The goal is to wean them off the medication assisted therapy before they deliver. But there are rules. Her patients must attend recovery meetings and show a log of their meetings when they come for check-ups. They must submit to random drug tests and pill counts. They have to get a counselor. It’s a protocol that Maddron pieced together through experience.

“For a long time I struggled with knowing there was a problem here and hoping someone would bring a model,” she said. “Then I thought, ‘OK,’ I’m just going to jump in. There are so many people who know more than me that I’m a little tickled that someone thinks I’m an expert. I’m not. I’ve just tried to let my patients teach me and try new things as we go along.”

Maddron’s receptionist, Nikki Osborne, lost custody of both her children in 2007, after years of her own opioid addiction that began shortly after the birth of her oldest son 17 years ago.
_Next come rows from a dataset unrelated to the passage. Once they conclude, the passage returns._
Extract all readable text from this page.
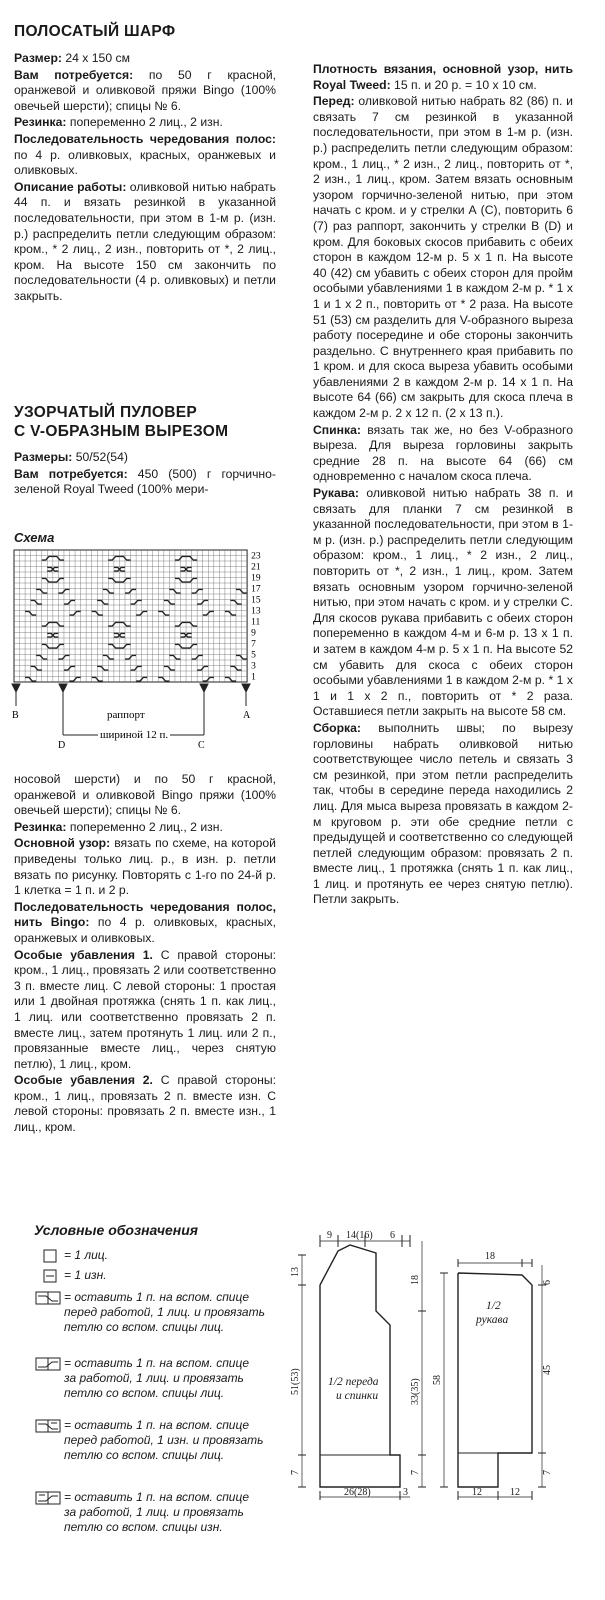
ПОЛОСАТЫЙ ШАРФ

Размер: 24 х 150 см

Вам потребуется: по 50 г красной, оранжевой и оливковой пряжи Bingo (100% овечьей шерсти); спицы № 6.

Резинка: попеременно 2 лиц., 2 изн.

Последовательность чередования полос: по 4 р. оливковых, красных, оранжевых и оливковых.

Описание работы: оливковой нитью набрать 44 п. и вязать резинкой в указанной последовательности, при этом в 1-м р. (изн. р.) распределить петли следующим образом: кром., * 2 лиц., 2 изн., повторить от *, 2 лиц., кром. На высоте 150 см закончить по последовательности (4 р. оливковых) и петли закрыть.

УЗОРЧАТЫЙ ПУЛОВЕР
С V-ОБРАЗНЫМ ВЫРЕЗОМ

Размеры: 50/52(54)

Вам потребуется: 450 (500) г горчично-зеленой Royal Tweed (100% мери-

Схема
23
21
19
17
15
13
11
9
7
5
3
1
B
D	C
A
раппорт
шириной 12 п.

носовой шерсти) и по 50 г красной, оранжевой и оливковой Bingo пряжи (100% овечьей шерсти); спицы № 6.

Резинка: попеременно 2 лиц., 2 изн.

Основной узор: вязать по схеме, на которой приведены только лиц. р., в изн. р. петли вязать по рисунку. Повторять с 1-го по 24-й р. 1 клетка = 1 п. и 2 р.

Последовательность чередования полос, нить Bingo: по 4 р. оливковых, красных, оранжевых и оливковых.

Особые убавления 1. С правой стороны: кром., 1 лиц., провязать 2 или соответственно 3 п. вместе лиц. С левой стороны: 1 простая или 1 двойная протяжка (снять 1 п. как лиц., 1 лиц. или соответственно провязать 2 п. вместе лиц., затем протянуть 1 лиц. или 2 п., провязанные вместе лиц., через снятую петлю), 1 лиц., кром.

Особые убавления 2. С правой стороны: кром., 1 лиц., провязать 2 п. вместе изн. С левой стороны: провязать 2 п. вместе изн., 1 лиц., кром.

Плотность вязания, основной узор, нить Royal Tweed: 15 п. и 20 р. = 10 х 10 см.

Перед: оливковой нитью набрать 82 (86) п. и связать 7 см резинкой в указанной последовательности, при этом в 1-м р. (изн. р.) распределить петли следующим образом: кром., 1 лиц., * 2 изн., 2 лиц., повторить от *, 2 изн., 1 лиц., кром. Затем вязать основным узором горчично-зеленой нитью, при этом начать с кром. и у стрелки А (С), повторить 6 (7) раз раппорт, закончить у стрелки В (D) и кром. Для боковых скосов прибавить с обеих сторон в каждом 12-м р. 5 х 1 п. На высоте 40 (42) см убавить с обеих сторон для пройм особыми убавлениями 1 в каждом 2-м р. * 1 х 1 и 1 х 2 п., повторить от * 2 раза. На высоте 51 (53) см разделить для V-образного выреза работу посередине и обе стороны закончить раздельно. С внутреннего края прибавить по 1 кром. и для скоса выреза убавить особыми убавлениями 2 в каждом 2-м р. 14 х 1 п. На высоте 64 (66) см закрыть для скоса плеча в каждом 2-м р. 2 х 12 п. (2 х 13 п.).

Спинка: вязать так же, но без V-образного выреза. Для выреза горловины закрыть средние 28 п. на высоте 64 (66) см одновременно с началом скоса плеча.

Рукава: оливковой нитью набрать 38 п. и связать для планки 7 см резинкой в указанной последовательности, при этом в 1-м р. (изн. р.) распределить петли следующим образом: кром., 1 лиц., * 2 изн., 2 лиц., повторить от *, 2 изн., 1 лиц., кром. Затем вязать основным узором горчично-зеленой нитью, при этом начать с кром. и у стрелки С. Для скосов рукава прибавить с обеих сторон попеременно в каждом 4-м и 6-м р. 13 х 1 п. и затем в каждом 4-м р. 5 х 1 п. На высоте 52 см убавить для скоса с обеих сторон особыми убавлениями 1 в каждом 2-м р. * 1 х 1 и 1 х 2 п., повторить от * 2 раза. Оставшиеся петли закрыть на высоте 58 см.

Сборка: выполнить швы; по вырезу горловины набрать оливковой нитью соответствующее число петель и связать 3 см резинкой, при этом петли распределить так, чтобы в середине переда находились 2 лиц. Для мыса выреза провязать в каждом 2-м круговом р. эти обе средние петли с предыдущей и соответственно со следующей петлей следующим образом: провязать 2 п. вместе лиц., 1 протяжка (снять 1 п. как лиц., 1 лиц. и протянуть ее через снятую петлю). Петли закрыть.

Условные обозначения
= 1 лиц.
= 1 изн.
= оставить 1 п. на вспом. спице
перед работой, 1 лиц. и провязать петлю со вспом. спицы лиц.
= оставить 1 п. на вспом. спице
за работой, 1 лиц. и провязать петлю со вспом. спицы лиц.
= оставить 1 п. на вспом. спице
перед работой, 1 изн. и провязать петлю со вспом. спицы лиц.
= оставить 1 п. на вспом. спице
за работой, 1 лиц. и провязать петлю со вспом. спицы изн.
9 14(16) 6
13
51(53)
7
18
33(35)
7
26(28)	3
1/2 переда
и спинки
18
6
58
45
7
12	12
1/2
рукава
She was in and out of jail on bad check, drug and theft charges. She was lucky. Her family helped her get into an 18-month recovery program.

Osborne landed a job at the local Leconte Medical Center in Sevierville where she met Maddron.

“I realized she had an interest in ladies with addiction,” Osborne said. And when Maddron offered her a job two years ago, she immediately took it.

Maddron encouraged her to talk to fathers who accompanied expectant mothers on visits. Then Osborne stepped in to lead a support group for Maddron’s patients that meets at the local library every Monday. For the first six months, no one came. Today between seven and 16 women attend.

Maddron also serves on the board of directors for a drug court serving Sevier County.

"She's really been able to get ahead of the curve, even though there wasn't any sort of insurance payment or funding," said Duane Slone, one of the drug court's two judges.